I’ll walk down with you.”

  We sat on the beach under a large blue-fringed umbrella, and the heat shimmered all round us on the stones. For a time we talked hardly at all. She wore a two-piece white bathing costume.

  She was sitting with her hands about her knees; and after a bit she glanced at me and saw me looking at her.

  I said: “ Do you mind?”

  “What?”

  “Admiration. Or does it offend the new rules?”

  She said: “I should hardly have thought you wanted to admire a running sore on the face of Europe.”

  “Oh, I didn’t specify the disease.”

  “Well, most symptoms are disagreeable.”

  “Seriously. Before I lost my sight I took it for granted, like breathing, hearing, taste. I don’t suppose I shall ever do quite that again. And I suppose it’s natural to be more susceptible now to shape and colour—quicker to see beauty in any form aesthetically appreciative, if that word’s allowed. For instance, the glitter of light on a fish’s scales—or the different shades of blue in the sea at this moment—or the silky sheen on a woman’s back—or the way—”

  She said: “I think you’re making it up. You were always interested in those things.”

  “Interested, but not so conscious of them. Anyway, what would you rather I took note of: the khaki shadings on a black-market sock?”

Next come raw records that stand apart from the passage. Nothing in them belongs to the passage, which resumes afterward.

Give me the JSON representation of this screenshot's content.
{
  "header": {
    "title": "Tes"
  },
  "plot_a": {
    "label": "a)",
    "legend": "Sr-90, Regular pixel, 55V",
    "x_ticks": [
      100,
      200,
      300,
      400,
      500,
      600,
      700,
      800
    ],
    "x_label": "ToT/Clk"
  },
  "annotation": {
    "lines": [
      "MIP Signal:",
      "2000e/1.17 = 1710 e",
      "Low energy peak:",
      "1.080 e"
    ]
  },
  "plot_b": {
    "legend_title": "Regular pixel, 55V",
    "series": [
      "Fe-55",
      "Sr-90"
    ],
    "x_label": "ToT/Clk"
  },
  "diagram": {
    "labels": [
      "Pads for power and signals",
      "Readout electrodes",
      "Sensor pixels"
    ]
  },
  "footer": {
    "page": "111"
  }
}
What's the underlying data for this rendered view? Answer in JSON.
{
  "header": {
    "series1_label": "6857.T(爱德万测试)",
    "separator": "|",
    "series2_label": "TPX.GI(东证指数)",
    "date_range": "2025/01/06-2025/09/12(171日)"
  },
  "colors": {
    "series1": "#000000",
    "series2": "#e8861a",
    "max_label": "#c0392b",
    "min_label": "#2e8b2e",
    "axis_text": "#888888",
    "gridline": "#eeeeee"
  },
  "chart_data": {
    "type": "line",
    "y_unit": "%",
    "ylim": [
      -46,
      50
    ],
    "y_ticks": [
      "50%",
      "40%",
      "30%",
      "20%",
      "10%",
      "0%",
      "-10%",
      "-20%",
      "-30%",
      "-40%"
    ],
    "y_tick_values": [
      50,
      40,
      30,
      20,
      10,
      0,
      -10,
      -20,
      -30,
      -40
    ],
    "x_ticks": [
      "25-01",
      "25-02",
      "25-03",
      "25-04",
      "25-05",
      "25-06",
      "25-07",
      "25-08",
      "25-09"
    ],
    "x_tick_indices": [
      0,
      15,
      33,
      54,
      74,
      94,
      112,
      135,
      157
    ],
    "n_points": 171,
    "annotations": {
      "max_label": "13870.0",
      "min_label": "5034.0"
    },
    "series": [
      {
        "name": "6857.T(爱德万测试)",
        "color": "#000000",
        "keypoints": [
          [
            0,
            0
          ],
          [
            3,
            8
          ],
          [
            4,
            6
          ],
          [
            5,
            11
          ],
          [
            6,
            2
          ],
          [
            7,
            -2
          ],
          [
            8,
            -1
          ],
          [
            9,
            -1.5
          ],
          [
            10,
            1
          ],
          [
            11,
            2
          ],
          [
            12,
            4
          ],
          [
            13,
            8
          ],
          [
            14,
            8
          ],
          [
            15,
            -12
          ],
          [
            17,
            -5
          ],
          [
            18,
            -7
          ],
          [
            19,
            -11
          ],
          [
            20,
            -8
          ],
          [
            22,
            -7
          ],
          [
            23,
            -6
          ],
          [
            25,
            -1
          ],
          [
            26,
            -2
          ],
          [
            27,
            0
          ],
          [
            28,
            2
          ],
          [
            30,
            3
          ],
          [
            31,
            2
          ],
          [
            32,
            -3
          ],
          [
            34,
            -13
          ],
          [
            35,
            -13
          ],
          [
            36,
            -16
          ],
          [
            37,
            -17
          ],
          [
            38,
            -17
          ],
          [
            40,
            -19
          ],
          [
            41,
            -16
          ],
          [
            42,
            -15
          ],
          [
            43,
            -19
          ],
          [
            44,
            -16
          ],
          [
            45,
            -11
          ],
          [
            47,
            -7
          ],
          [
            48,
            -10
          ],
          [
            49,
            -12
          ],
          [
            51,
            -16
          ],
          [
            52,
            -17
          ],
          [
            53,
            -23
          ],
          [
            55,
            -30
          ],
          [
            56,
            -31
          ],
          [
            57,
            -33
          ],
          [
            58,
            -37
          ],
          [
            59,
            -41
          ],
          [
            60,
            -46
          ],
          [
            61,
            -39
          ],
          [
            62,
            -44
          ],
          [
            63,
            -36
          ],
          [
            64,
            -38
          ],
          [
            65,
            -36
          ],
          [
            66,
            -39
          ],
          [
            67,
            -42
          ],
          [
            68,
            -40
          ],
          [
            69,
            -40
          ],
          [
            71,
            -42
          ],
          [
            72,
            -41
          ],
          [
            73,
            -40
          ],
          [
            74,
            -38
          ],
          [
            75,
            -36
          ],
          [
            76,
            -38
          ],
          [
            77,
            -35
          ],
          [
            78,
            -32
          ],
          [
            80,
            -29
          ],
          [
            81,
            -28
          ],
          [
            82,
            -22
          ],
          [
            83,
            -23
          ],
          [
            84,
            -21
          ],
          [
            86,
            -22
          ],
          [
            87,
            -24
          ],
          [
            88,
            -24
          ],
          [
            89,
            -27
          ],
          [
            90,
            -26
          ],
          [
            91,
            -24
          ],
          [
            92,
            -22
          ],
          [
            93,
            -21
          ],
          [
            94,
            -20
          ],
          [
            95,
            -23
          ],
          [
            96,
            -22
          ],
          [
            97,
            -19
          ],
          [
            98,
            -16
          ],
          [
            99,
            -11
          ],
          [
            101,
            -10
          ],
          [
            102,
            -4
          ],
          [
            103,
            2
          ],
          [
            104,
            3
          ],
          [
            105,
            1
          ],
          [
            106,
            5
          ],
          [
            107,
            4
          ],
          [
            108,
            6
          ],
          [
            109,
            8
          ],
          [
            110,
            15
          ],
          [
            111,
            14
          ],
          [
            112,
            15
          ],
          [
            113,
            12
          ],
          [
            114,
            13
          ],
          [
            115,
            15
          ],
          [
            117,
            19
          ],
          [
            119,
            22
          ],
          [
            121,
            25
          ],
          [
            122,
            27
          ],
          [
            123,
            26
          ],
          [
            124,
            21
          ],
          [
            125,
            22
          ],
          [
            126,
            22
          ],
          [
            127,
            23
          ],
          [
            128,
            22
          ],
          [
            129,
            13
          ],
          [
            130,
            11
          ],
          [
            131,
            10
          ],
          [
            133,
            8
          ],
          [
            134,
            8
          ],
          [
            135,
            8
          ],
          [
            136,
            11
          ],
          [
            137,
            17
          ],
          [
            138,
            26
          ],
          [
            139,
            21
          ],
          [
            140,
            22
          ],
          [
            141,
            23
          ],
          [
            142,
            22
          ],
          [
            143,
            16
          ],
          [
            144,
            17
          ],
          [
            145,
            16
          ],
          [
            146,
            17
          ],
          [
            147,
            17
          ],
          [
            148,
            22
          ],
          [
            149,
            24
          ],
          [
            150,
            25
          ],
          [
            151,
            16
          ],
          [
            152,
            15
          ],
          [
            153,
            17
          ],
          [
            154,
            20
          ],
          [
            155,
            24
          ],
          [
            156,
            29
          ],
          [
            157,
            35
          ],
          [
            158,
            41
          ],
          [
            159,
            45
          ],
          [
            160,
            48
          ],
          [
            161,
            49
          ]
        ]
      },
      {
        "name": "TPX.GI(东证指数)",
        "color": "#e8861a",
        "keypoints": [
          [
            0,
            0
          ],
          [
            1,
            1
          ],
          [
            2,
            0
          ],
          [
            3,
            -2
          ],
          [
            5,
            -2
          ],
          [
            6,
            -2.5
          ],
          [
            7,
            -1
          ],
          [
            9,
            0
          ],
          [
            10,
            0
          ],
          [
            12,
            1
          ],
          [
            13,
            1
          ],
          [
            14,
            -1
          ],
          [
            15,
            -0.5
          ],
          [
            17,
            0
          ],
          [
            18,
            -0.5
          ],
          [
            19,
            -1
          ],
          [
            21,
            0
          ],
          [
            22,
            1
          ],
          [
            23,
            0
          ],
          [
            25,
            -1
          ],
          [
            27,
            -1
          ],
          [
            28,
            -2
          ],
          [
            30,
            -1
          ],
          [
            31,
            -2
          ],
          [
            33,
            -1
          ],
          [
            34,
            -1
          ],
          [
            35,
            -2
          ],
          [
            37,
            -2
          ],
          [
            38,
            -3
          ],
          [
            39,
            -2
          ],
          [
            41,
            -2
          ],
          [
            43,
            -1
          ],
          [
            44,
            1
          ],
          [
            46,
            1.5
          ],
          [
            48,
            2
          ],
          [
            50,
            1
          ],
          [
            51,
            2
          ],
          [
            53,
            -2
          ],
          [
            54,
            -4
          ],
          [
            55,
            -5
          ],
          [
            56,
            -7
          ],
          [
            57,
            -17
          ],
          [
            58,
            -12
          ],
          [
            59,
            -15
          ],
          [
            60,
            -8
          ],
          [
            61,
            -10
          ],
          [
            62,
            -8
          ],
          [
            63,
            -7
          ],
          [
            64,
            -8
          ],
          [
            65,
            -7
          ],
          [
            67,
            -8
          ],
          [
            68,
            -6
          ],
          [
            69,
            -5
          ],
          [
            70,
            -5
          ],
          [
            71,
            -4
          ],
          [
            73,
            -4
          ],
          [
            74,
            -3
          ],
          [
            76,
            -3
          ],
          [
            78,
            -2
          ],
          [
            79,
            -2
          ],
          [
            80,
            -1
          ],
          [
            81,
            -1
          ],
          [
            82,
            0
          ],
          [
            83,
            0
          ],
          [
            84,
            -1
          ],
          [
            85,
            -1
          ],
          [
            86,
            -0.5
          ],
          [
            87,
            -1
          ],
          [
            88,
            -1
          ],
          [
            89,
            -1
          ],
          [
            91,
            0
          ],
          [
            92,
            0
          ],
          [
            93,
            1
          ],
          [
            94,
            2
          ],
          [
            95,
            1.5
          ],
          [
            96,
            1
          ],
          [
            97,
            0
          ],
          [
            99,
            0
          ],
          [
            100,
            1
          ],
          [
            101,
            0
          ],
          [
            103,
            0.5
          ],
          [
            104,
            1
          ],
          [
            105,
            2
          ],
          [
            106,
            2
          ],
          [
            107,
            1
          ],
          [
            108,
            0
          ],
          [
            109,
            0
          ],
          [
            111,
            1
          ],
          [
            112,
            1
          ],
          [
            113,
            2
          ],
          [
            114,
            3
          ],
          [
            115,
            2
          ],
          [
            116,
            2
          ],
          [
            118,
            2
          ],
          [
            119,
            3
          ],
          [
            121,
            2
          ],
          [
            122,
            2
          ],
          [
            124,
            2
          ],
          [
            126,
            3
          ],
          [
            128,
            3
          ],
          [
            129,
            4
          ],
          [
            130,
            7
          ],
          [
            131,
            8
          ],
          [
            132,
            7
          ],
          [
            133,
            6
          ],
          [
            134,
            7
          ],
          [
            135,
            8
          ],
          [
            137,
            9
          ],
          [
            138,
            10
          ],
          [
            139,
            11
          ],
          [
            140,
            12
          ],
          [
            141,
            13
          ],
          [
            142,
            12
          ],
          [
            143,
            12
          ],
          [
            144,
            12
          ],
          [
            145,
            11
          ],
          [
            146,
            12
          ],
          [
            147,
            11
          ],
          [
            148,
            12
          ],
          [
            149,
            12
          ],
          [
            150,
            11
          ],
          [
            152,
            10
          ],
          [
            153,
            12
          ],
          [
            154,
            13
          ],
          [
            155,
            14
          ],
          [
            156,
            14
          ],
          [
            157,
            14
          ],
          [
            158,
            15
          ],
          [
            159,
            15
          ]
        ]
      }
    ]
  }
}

  She turned her face away. “I wish you were not so silly.”

  “It might be a saving grace. At least you’d never need to extend your hero-worship to me.”

  She looked at me quickly, the laughter dying from her eyes. “What do you mean?”

  “I don’t know.… But I’m used to groping in the dark.” (And sometimes by chance the gropings found an unexpected mark.) “Do you swim?” I asked, anxious now to change the subject.

  “Of course.”

  “Let’s go out to the raft, shall we?”

  “All right.”

  When we got in the water I said: “ I’ll race you.”